Examining Traditional Leadership Theories and How They Translate to Practical Skills for Great Leaders
Natural leaders can be hard to come by. Most of us have to learn the skills needed to be effective at leading groups of people, especially if those people have conflicting viewpoints. In the workplace, these leaders are worth their weight in gold — but what qualities do they have? Which leadership theories best encourage these qualities among management and employees alike?
We’ve all seen them out there and many of us are a little jealous of the ease in which they work a crowd. They may have big personalities or they might not enjoy the spotlight. One thing is certain: when they talk, people listen.
They are leaders.
Ideally, we are hiring and training these people to lead our small businesses. Good leaders are essential to making a business function at its highest potential. A poor leader leaves employees floundering and frustrated and brings down the productivity and morale of the workplace.
5 Famous Leadership Theories
1. Great Man
The Great Man theory can best be summed up by the famous tenet: “Great leaders are made, not born.” In other words, leadership is an inherent trait and cannot be taught via textbooks or career development training. One of the older theories of leadership, it posits that the cream of a group will rise to the top, especially for leadership positions.
This theory focuses on giving employees the agency to explore their own creations and innovations to create results. Transformational leaders drive, rally, and excite team members. They focus more on clearly and regularly communicating with and among their team and peers. This, in turn, fosters independence among the workforce.
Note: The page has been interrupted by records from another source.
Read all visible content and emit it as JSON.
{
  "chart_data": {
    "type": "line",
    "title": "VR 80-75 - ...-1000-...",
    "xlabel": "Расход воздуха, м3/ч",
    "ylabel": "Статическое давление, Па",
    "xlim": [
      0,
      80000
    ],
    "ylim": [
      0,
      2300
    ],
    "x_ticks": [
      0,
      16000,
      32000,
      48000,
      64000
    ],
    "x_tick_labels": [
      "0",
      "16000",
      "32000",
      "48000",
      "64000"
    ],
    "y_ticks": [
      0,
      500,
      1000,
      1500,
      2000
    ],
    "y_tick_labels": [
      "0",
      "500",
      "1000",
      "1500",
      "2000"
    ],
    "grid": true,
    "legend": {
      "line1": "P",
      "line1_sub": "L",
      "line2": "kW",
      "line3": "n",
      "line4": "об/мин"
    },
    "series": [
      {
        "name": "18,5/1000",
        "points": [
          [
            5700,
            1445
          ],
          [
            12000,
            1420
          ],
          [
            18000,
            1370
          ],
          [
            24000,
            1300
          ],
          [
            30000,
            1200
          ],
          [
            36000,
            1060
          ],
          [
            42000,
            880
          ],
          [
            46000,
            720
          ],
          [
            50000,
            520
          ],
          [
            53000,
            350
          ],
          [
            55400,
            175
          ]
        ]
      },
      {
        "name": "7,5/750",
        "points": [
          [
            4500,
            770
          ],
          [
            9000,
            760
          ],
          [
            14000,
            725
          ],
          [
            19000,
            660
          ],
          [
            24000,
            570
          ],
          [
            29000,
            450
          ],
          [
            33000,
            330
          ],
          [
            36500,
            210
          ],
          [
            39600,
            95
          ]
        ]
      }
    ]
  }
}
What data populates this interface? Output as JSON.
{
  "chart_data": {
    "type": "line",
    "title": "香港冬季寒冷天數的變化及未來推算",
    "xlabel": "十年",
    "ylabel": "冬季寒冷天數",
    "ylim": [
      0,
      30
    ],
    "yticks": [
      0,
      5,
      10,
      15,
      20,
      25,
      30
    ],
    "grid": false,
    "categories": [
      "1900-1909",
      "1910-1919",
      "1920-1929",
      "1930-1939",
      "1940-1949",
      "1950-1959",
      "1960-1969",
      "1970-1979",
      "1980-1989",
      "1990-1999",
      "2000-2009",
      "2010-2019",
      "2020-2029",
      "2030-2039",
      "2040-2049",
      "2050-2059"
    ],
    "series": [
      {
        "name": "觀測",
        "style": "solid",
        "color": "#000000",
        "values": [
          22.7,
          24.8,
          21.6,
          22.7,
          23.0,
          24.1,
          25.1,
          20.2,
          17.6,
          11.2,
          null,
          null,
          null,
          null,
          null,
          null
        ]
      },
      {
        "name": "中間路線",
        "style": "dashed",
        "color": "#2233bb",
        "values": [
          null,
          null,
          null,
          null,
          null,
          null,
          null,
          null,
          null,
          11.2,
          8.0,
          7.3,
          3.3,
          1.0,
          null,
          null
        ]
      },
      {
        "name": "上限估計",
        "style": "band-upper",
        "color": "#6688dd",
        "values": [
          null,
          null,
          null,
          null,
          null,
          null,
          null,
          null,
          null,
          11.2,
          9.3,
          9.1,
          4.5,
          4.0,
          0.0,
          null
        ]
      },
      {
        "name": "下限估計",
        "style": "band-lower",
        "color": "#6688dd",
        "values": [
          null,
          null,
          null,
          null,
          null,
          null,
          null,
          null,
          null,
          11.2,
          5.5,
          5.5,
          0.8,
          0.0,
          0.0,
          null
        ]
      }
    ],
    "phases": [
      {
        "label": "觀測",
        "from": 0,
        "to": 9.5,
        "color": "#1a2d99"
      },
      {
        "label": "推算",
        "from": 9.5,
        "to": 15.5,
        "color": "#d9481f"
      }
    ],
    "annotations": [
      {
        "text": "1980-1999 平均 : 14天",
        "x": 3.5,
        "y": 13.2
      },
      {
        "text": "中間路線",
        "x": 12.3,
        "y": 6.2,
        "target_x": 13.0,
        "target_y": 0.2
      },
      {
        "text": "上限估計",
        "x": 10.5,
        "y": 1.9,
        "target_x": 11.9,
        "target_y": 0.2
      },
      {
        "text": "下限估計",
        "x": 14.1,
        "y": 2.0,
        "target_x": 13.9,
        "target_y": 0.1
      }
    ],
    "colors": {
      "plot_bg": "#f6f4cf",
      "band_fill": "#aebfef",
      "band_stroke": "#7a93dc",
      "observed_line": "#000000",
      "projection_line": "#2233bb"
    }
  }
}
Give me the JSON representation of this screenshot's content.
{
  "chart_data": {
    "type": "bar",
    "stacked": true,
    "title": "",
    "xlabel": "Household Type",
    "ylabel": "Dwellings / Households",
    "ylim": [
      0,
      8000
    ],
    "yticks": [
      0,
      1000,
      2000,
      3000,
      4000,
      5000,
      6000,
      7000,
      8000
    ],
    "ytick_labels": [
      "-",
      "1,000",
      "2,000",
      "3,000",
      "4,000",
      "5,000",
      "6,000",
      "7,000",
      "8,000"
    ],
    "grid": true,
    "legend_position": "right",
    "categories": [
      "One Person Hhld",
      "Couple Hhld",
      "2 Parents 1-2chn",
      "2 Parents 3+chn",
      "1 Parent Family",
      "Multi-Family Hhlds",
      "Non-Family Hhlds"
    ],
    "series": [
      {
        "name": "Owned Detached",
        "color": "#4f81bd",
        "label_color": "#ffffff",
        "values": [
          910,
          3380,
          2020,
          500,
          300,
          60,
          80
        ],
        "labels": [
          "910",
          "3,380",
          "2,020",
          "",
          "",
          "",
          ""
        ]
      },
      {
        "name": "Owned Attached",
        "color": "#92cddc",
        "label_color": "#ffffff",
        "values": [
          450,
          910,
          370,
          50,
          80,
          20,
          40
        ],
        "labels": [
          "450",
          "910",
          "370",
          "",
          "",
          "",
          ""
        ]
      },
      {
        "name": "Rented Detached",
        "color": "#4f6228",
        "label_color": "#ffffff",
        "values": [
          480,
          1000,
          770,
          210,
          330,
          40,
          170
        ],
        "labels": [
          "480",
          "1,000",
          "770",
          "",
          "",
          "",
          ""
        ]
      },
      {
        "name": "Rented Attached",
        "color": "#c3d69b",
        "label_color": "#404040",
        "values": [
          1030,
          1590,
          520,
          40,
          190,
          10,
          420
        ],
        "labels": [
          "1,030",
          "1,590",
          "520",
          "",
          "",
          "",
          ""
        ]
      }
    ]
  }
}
Transactional leaders operate with a goal similar to transformational leaders but with more direction among employees. Typically, transactional leaders value structure over creativity. They believe that the results they look for come from their direction rather than encouragement.
Servant leadership is a newer concept and focuses on talent development. It may look a lot like transformational leadership, but that theory still focuses on getting results for the organization. Servant leadership focuses on getting results for the employee. Servant leaders work to uplift their employees via training, mentoring, and any other support the talent requires.
Leaders who juggle many different personalities among their employees may use situational leadership theory. This theory does what it says on the label: leaders apply the theory to the employee who needs it or the circumstance that calls for it. This theory can be difficult for leaders who struggle with adaptability. It also takes a good degree of emotional intelligence to use the correct theories for the correct situations.
Skills and Traits of Great Leaders
You’ve undoubtedly heard the phrase ‘treat others the way you’d want to be treated.’ The lessons contained in that phrase are a key part of good leadership — but it goes even deeper than that. The best leaders are empathetic towards employees, meaning they strive to understand and are invested in their employees’ issues.
Emotional intelligence always ranks highly for good leaders and managers. This is because employees value being treated like a real person, worth more than what they produce for the company. Data even shows that employees who feel as though they are valued and cared for are more likely to produce quality work at a higher rate.
Leaders show empathy in several ways such as listening to employees and offering advice to problems where appropriate. They can also be flexible with employees that work hard but are struggling to maintain a strict schedule. The COVID-19 pandemic is a perfect example of this. Many employees are still willing to do great work, but they need greater flexibility to balance the challenges life is throwing at them.
Great leaders are also able to roll with the punches and keep bringing their ‘A’ game in challenging and rapidly changing environments. The fact of the matter is that in small businesses, big surprises and changes can happen at a moment’s notice. A real leader is one who can not only handle the shake-ups themselves but can help employees get through frustrating and confusing times.
Logistics professionals are one example of this adaptability skill in action. Different problems and concerns come at you on a whim and need quick critical thinking skills and working under pressure to respond promptly. Every issue is different and requires a different fix. Throughout the day, these professionals may have to adapt responses to completely different circumstances.
Once again, the COVID-19 pandemic is a great example of a real-world challenge for leaders. This time in adaptability. Many employers and managers have been forced to adapt their jobs to working with employees remotely. It has been and will continue to be challenging, but one that brings out the best in good leadership.
Finally, communication skills will always remain atop the list of good leader credentials. Communication is the cornerstone of effectively completing tasks. Nothing is more annoying than goals and objectives that continually change without explanation.
When those who leave their jobs for new ones are surveyed, nearly two-thirds of them will tell you that at least part of the reason for the move had to do with a bad boss. Good bosses and leaders are honest, straightforward, and actively try to avoid micromanaging their employees. Likewise, good leaders try to lay all the facts out for their employees. They’re also open to new ideas and strategies for completing tasks.
COVID-19 is also putting a leader’s ability to communicate to the test. For instance, if employees are back in the workplace, leaders must detail the risks, expectations, and contingency plans associated with COVID-19 at work. There should be clear plans in place in the event of an outbreak, and good leaders will be available and willing to answer any and all questions.
Strong leaders are not always easy to come by, but they make a profound difference in the workplace. Skills such as empathy, adaptability, and communication are highly valuable in small business leaders and tend to become clear in difficult times. COVID-19 provides a real-world example of how all these skills currently come together in the workforce.